Applying collective intelligence to IT outage notifications

Unless you’ve lived through the pain of trying to use an essential but unavailable application at work this will not be the most interesting topic. It’s a difficult problem that has been bugging me lately and this has got me interested in applying Enterprise 2.0 ‘harnessing collective intelligence’ to the challenge of effective IT application communication.

There are times of the day when I’m looking to use email to respond to questions, requests for assistance or sort out issues. Losing access to email has made me realise how very frustrating it is to lose access to an essential application that means you can’t really do your job for the duration of the outage, the frustration is amplified when there’s no notice that the outage is being worked on, let alone a possible resolution time. This has brought home the challenges my internal customers experience. I work in a team responsible for an application that our users use to meet their team targets, so when our application is unavailable they start missing targets: it’s quite an expensive event for them.

We have an excellent notification system for serious issues; it sends SMS and email alerts to the nominated representatives, and we have a skilled team who manage such incidents. The challenges are that this is a one-way communication channel and when it comes to email it is also a seriously overused channel.

Are we limiting ourselves to an outdated idea of one-way communication?

Can we apply the principles of Enterprise 2.0 to communicate with our users more effectively? Could something more unstructured, more informal and more open provide a complementary channel for communication from the IT teams to their users?

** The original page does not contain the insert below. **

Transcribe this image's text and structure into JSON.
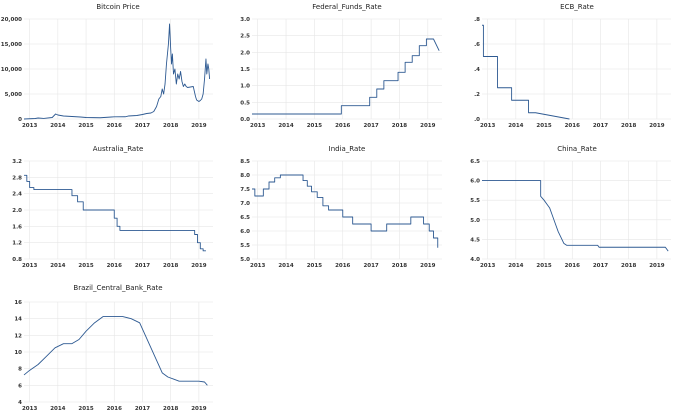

Applying the principles outlined by Andrew McAfee, in his Enterprise 2.0 paper, suggests we would need these features:

  • Search – The notifications need to be able to be targetted, that is, I can see availability communication about the applications I’m interested in. No spam, nothing that doesn’t matter to me. This will be through searchability of the details and also of the tags.
  • Authoring – Anyone can contribute, not just the official owner team (incident management or application team). This should mean earlier detection of incidents as well as richer feedback to the application team.
  • Links – If everyone can contribute information about an application’s availability and performance there will be a clearer view of what is important, that is, if 1000 users are complaining about our HR system that tells us something different than if 2 users are having problems.
  • Tags – Categorisation of the communication by anyone will lead to the community of users developing categories that are meaningful to them, the IT team that then adopts these will become good communicators. We may end up with categorisations like #out, #slowdown, #scheduled; or we may not, in which case we’ll learn to speak the language of our users.
  • Extensions – Increasing the intelligence of the channel so that if we are finding that most of the users who use the finance system are also using spreadsheets (and not vice versa) then when someone shows an interest in the finance application, they are prompted to also register their interest in Excel.
  • Signals – Selective alerting through RSS and effective aggregation will have benefits beyond the need for notifications. Organisational functions that need to manage at an aggregated level, eg pattern identification across teams, will have better data to take action on.

The seismic shift I believe we need to make is to open up our communication channels to become more effective. It’s a challenging proposition in an organisation that by necessity needs to have strong governance and control over our IT systems, are we willing to let go control of our communications? And is there a place for a collective intelligence tool that can complement more official channels with a large corporate?